ネットワークジッターテストで分かる遅延の原因と改善方法
ネットワークジッターテストで確認できる遅延のばらつきを、症状・原因・判断方法・改善策の順で整理。光回線、プロバイダー、ルーター、Wi-Fiの切り分けに役立つ実践的な見方をまとめます。
ネットワークジッターテストは、通信の遅延がどれだけ安定しているかを確認するための手段です。Pingの平均値が低くても、ばらつきが大きいと音声通話やオンライン会議、ゲーム、クラウド作業では体感が悪くなります。単なる速度不足ではなく、遅延の揺れを見て原因を切り分けることが重要です。
ネットワークジッターテストで何を確認するか
ジッターは、パケットごとの到着時間のばらつきを指します。下り速度や上り速度が十分でも、ジッターが大きいと映像が途切れたり、通話音声が不安定になったりします。まずはPingの数値だけで判断せず、遅延の安定性を一緒に見ることが基本です。
特に日本の光回線では、時間帯や宅内機器の状態で体感が変わることがあります。ネットワークジッターテストは、こうした変動の原因を見つける入口になります。
ジッターが大きくなる主な原因
回線の混雑
夜間や休日に遅延が増える場合は、回線の混雑が疑われます。利用者が集中すると、同じ光回線でも応答が遅れやすくなり、Pingのばらつきが増えます。NTT系や各プロバイダーの網内混雑が関係することもあるため、時間帯比較が有効です。
Wi-Fiの電波干渉
2.4GHz帯の混雑、壁や家具による減衰、電子レンジなどの干渉は、Wi-Fi接続時のジッターを増やします。速度は出ていても瞬間的な遅延が増えるため、無線だけ不安定に見えることがあります。
ルーターやONUの処理負荷
古いルーター、同時接続台数の多さ、ファームウェア不具合は、パケット処理の遅れを生みます。特に家族の動画視聴や大きなアップロードが重なると、ルーターの待ち行列が長くなり、Pingの揺れが目立ちます。
宅内配線や接続方式の問題
LANケーブルの劣化、接触不良、古いハブの利用は、再送を増やして遅延を不安定にします。さらに、PPPoE接続の混雑や、ルーター設定の影響で応答が揺れることもあります。
上りの占有とバックグラウンド通信
クラウド同期、動画投稿、OS更新、バックアップが動いていると、上り帯域が埋まりやすくなります。上りが詰まると下りの体感まで悪化する場合があり、ジッターの増加として表れます。
症状から原因を見分ける方法
まず、Pingを複数回測って平均値とばらつきを確認します。平均が低いのに一部だけ大きく跳ねるなら、混雑や無線干渉の可能性が高くなります。常に高いなら、回線方式や機器性能を疑います。
次に、有線接続とWi-Fi接続を比較します。有線で安定し、Wi-Fiだけ揺れるなら宅内無線の問題です。逆に有線でも不安定なら、回線側やルーター設定、上流の混雑を見ます。
さらに、昼と夜で結果を比較します。夜だけ悪化するなら混雑要因が強く、終日不安定なら機器や配線の影響が濃くなります。
改善の進め方
最初に行うべきなのは、Wi-Fiの改善です。ルーターの置き場所を見直し、5GHz帯を優先し、必要ならチャネルを変更します。電波状況が悪い部屋では、中継機やメッシュWi-Fiも有効です。

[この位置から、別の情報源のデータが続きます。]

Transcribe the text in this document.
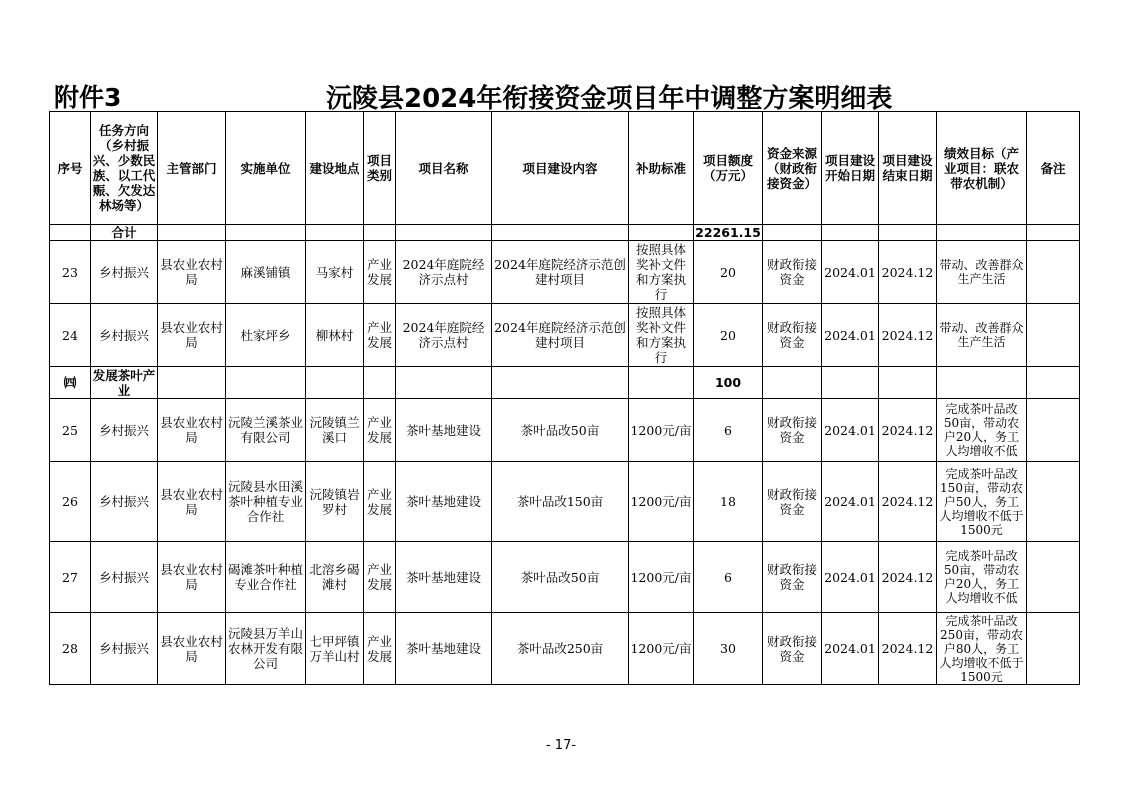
附件3	沅陵县2024年衔接资金项目年中调整方案明细表
序号	任务方向（乡村振兴、少数民族、以工代赈、欠发达林场等）	主管部门	实施单位	建设地点	项目类别	项目名称	项目建设内容	补助标准	项目额度（万元）	资金来源（财政衔接资金）	项目建设开始日期	项目建设结束日期	绩效目标（产业项目：联农带农机制）	备注
	合计								22261.15					
23	乡村振兴	县农业农村局	麻溪铺镇	马家村	产业发展	2024年庭院经济示点村	2024年庭院经济示范创建村项目	按照具体奖补文件和方案执行	20	财政衔接资金	2024.01	2024.12	带动、改善群众生产生活	
24	乡村振兴	县农业农村局	杜家坪乡	柳林村	产业发展	2024年庭院经济示点村	2024年庭院经济示范创建村项目	按照具体奖补文件和方案执行	20	财政衔接资金	2024.01	2024.12	带动、改善群众生产生活	
㈣	发展茶叶产业								100					
25	乡村振兴	县农业农村局	沅陵兰溪茶业有限公司	沅陵镇兰溪口	产业发展	茶叶基地建设	茶叶品改50亩	1200元/亩	6	财政衔接资金	2024.01	2024.12	完成茶叶品改50亩，带动农户20人，务工人均增收不低	
26	乡村振兴	县农业农村局	沅陵县水田溪茶叶种植专业合作社	沅陵镇岩罗村	产业发展	茶叶基地建设	茶叶品改150亩	1200元/亩	18	财政衔接资金	2024.01	2024.12	完成茶叶品改150亩，带动农户50人，务工人均增收不低于1500元	
27	乡村振兴	县农业农村局	碣滩茶叶种植专业合作社	北溶乡碣滩村	产业发展	茶叶基地建设	茶叶品改50亩	1200元/亩	6	财政衔接资金	2024.01	2024.12	完成茶叶品改50亩，带动农户20人，务工人均增收不低	
28	乡村振兴	县农业农村局	沅陵县万羊山农林开发有限公司	七甲坪镇万羊山村	产业发展	茶叶基地建设	茶叶品改250亩	1200元/亩	30	财政衔接资金	2024.01	2024.12	完成茶叶品改250亩，带动农户80人，务工人均增收不低于1500元	
- 17-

次に、ルーターの再起動、ファームウェア更新、LANケーブルの交換を行います。特に古い機器を使っている場合は、処理性能の不足がジッターの原因になりやすいです。
上り通信が原因なら、クラウド同期や大容量アップロードを止めて再測定します。改善が見えるなら、QoS設定や通信時間の調整で再発を抑えやすくなります。
時間帯による悪化がはっきりしている場合は、プロバイダーや回線事業者への相談を検討します。測定結果を残しておくと、状況説明がしやすくなります。
測定時に注意したいポイント
測定は1回で判断せず、複数回・複数時間帯で行うことが重要です。速度テストだけでなく、Ping、遅延、ジッターをあわせて確認すると、問題の輪郭が見えやすくなります。

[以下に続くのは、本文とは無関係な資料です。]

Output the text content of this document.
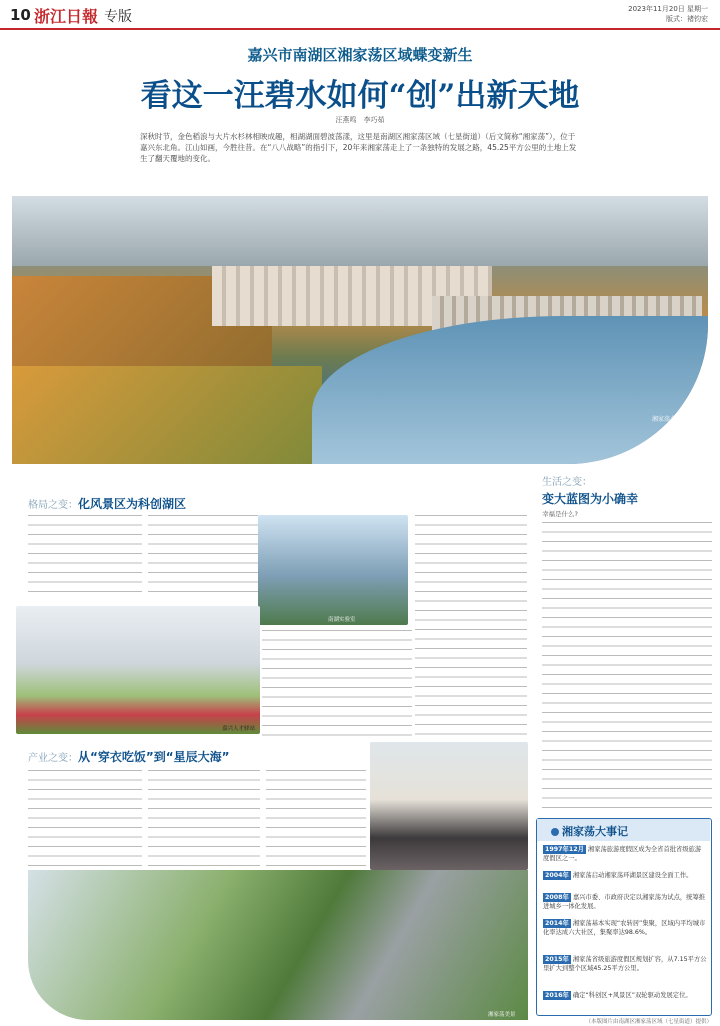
10 浙江日報 专版	2023年11月20日 星期一
版式：褚钧宏
嘉兴市南湖区湘家荡区域蝶变新生
看这一汪碧水如何“创”出新天地
汪燕鸣　李巧茹
深秋时节，金色稻浪与大片水杉林相映成趣，相湖湖面碧波荡漾，这里是南湖区湘家荡区域（七星街道）（后文简称“湘家荡”），位于嘉兴东北角。江山如画，今胜往昔。在“八八战略”的指引下，20年来湘家荡走上了一条独特的发展之路，45.25平方公里的土地上发生了翻天覆地的变化。
湘家荡全景
格局之变：化风景区为科创湖区
南湖实验室
嘉兴人才驿站
产业之变：从“穿衣吃饭”到“星辰大海”
湘家荡美景
生活之变：
变大蓝图为小确幸
幸福是什么?
湘家荡大事记
1997年12月 湘家荡旅游度假区成为全省首批省级旅游度假区之一。
2004年 湘家荡启动湘家荡环湖景区建设全面工作。
2008年 嘉兴市委、市政府决定以湘家荡为试点，统筹推进城乡一体化发展。
2014年 湘家荡基本实现“农转居”集聚，区域内平均城市化率达成六大社区，集聚率达98.6%。
2015年 湘家荡省级旅游度假区规划扩容，从7.15平方公里扩大到整个区域45.25平方公里。
2016年 确定“科创区+风景区”双轮驱动发展定位。
（本版图片由南湖区湘家荡区域（七星街道）提供）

また、測定中は動画視聴や大きなダウンロードを止めると、純粋なネットワーク品質を見やすくなります。別の端末でも同じ傾向が出るか確認すると、端末固有の問題も切り分けやすくなります。
相談すべきケース
有線でもWi-Fiでもジッターが大きく、再起動や設定変更でも改善しない場合は、回線側の調査が必要です。光回線の終端装置、プロバイダー網、地域の混雑など、宅内では触れない要因が残ります。
オンライン会議や音声通話で実害が出ているなら、測定結果を添えて相談すると対応が進みやすくなります。下り速度の数字だけではなく、遅延の安定性を示すことがポイントです。